Re: Please help - when is a bad disk a bad disk?

Mike Bilow Wed, 12 Apr 2000 15:53:23 -0700
On Tue, 11 Apr 2000, Darren Nickerson wrote:

> >>>>> On Tue, 11 Apr 2000, "Lance" == D. Lance Robinson wrote:
> 
>   Lance> So, if the md driver doesn't fail a drive that is because the lower
>   Lance> levels have taken care of all the nitty details and have supposedly
>   Lance> performed the requested data transfer correctly. As long as the actual
>   Lance> device drivers do the requests, the md driver won't know about any
>   Lance> problems.
> 
> Thank-you for this explanation. The state of the array leads me to suspect
> that the IDE layer was NOT "doing the right thing" and was never getting those
> writes properly flushed, but I really cannot say this with any confidence. 
> Clearly the "write beyond end of device" followed by all my disks being kicked 
> from the array is indicating something badly wrong, but I'm on the fence in 
> regards labelling this as a hardware or a software problem.
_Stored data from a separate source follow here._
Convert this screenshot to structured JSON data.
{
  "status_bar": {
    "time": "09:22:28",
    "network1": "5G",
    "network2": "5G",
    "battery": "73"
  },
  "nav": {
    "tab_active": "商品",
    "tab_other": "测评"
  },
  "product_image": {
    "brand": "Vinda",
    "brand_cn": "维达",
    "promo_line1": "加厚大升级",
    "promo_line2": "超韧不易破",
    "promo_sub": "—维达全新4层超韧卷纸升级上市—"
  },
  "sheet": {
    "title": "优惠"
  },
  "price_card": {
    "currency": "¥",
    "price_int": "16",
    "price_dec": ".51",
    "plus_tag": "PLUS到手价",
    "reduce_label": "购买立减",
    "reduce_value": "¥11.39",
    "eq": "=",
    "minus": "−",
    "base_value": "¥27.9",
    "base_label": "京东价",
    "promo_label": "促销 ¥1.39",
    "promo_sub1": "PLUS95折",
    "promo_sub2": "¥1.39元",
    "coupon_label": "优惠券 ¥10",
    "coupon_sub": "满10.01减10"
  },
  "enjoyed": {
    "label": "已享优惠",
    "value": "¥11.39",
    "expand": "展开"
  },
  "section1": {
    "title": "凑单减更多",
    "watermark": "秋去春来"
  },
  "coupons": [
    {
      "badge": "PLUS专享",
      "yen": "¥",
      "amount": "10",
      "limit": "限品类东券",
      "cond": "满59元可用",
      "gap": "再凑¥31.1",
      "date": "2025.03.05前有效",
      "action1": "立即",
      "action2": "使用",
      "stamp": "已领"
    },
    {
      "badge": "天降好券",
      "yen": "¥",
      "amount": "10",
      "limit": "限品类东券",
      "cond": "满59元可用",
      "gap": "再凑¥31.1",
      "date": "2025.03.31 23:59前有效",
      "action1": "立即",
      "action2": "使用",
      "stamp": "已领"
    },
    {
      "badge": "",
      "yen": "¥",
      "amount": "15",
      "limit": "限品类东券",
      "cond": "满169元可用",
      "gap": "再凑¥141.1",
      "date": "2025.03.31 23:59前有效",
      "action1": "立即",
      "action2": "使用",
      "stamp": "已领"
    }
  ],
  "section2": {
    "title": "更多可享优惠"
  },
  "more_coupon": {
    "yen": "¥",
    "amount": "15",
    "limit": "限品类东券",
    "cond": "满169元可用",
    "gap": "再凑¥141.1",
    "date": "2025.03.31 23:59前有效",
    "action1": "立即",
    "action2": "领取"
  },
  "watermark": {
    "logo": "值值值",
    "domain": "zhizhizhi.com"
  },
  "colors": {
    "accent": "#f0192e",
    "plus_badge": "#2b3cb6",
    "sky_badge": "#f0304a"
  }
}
What I think it going on here is that you have a filesystem error.  That
is, you have an inode that effectively says there is data located
somewhere in the general area of infinity.  Naturally, when the filesystem
code calls for accessing a sector at an effectively infinite address, this
requests gets passed down to the hardware driver and eventually the actual
drive itself.  Of course, the drive dutifully reports "no such sector" or
"attempt to access beyond end of device" or some appropriate error, but --
and this is the critical problem -- the error filters up as a disk error
(which it technically is) and causes your RAID layer to remove the device. 
The RAID layer then reissues the request for a different device, which
also responds identically, and this device gets removed from the array. 
In quick succession, RAID sees all of the devices reporting this error and
removes them all from the array: pop-pop-pop.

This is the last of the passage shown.